Les formes du trouble

Les formes du trouble

Nous l’annoncions dans notre précédent numéro, la galerie Contenus débordants à Toulon vient d’inaugurer sa nouvelle exposition, Trouble Markers, visible jusqu’au 24 octobre. Une proposition imaginée par Sandra Mauro, née du dialogue avec de jeunes artistes, tous diplômés de l’ESADTPM : Ellvina Bimanato, Thomas Buffenoir, Bonnie Caparros, Gabriel Garçonnat, Enzo Massa, Jason Omer, Tifenn Pâris, Steven Roger et Gabriel Santarelli.

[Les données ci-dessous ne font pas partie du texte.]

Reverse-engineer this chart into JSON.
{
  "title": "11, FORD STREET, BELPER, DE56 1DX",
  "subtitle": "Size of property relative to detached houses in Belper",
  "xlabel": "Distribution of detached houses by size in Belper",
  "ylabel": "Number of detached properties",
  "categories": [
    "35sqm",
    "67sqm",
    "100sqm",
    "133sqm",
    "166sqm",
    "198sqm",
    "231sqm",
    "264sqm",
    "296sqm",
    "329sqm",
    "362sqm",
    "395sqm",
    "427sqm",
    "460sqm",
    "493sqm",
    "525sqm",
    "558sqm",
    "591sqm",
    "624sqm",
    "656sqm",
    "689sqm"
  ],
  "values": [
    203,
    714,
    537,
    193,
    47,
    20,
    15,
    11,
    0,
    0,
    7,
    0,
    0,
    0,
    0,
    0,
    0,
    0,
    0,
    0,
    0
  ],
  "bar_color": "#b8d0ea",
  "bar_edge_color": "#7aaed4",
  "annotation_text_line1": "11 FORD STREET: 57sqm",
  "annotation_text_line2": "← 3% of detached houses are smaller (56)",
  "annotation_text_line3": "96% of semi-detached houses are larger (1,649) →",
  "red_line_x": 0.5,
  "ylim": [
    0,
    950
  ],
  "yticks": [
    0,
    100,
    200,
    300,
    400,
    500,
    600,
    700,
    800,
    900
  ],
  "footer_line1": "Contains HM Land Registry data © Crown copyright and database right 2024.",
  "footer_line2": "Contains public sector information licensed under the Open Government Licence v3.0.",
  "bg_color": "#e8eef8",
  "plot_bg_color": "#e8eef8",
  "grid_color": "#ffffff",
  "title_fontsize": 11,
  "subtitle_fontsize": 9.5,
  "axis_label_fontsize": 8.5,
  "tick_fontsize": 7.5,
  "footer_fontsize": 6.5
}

La galerie toulonnaise est investie du sol au plafond par leurs productions, issues de démarches et d’esthétiques multiples : de la peinture à l’objet, de l’impression numérique à la vidéo. Prélevées dans le corpus de chacun, ces pièces composent une conversation sensible et inattendue, où formes et matérialités se frottent et se répondent. Reliées par une même intensité, elles ouvrent des espaces de doute et d’instabilité, cultivent les marges de la perception et donnent à voir l’image comme question plutôt que comme réponse.

Avec son sol miroitant, cette mise en espace ne cherche pas à expliquer : elle propose d’éprouver, de suspendre le regard, d’ouvrir un champ où l’invisible et l’indécis deviennent matière à imaginer.

Certains y font le choix du jeu, non comme divertissement, mais comme puissance de réinvention. Une manière d’empoigner le réel, dans sa dureté comme dans sa vacuité, où la désobéissance joyeuse n’est jamais très loin. D’autres investissent l’espace du care, ce soin porté à l’être, aux lieux, aux minorités, aux présences qui échappent aux normes. Plusieurs expriment un désir d’être soi, une liberté tenace, dans la différence, à la marge ou par l’humour. Quelques-uns interrogent avec poésie la mémoire lacunaire, le territoire mouvant, l’identité fluide, le visible toujours partiel. Ces pièces explorent l’entre-deux, ouvrent des seuils, exigent une qualité d’attention. Elles dialoguent non par la forme mais par une manière commune d’habiter le réel, ni simple ni transparent, et dessinent un monde aux contours mouvants et perturbants, à éprouver et à tenter de comprendre. Une traversée liminale, au cœur du trouble.

Tous ces artistes partagent un ancrage commun : ils s’inscrivent pleinement dans la scène toulonnaise. Thomas Buffenoir et Tifenn Pâris, par exemple, travaillent à l’atelier Calabrun aux côtés d’Henri Salamero, son initiateur, et de Célia Perez, Arthur Guy et Ambre Macchia. Plus qu’un lieu de travail, Calabrun se veut un espace vivant d’expositions et d’événements, dédié à la création contemporaine et à la jeune scène artistique.

De leur côté, Gabriel Garçonnat et Gabriel Santarelli portent le collectif TaTonTitre, accompagné par Virginie Sanna et Yann Perol. Ce projet expographique itinérant se déploie à chaque édition dans un nouvel espace, réaménagé pour l’occasion, et associe une expérience culinaire pensée en résonance avec le contexte et les thématiques explorées.

Enfin, Sandra Mauro poursuit avec Christine Heitzler l’aventure de Particules complémentaires, structure membre du réseau RAVE (Réseau des Arts Visuels Essentiels) dans le Var, depuis 2017.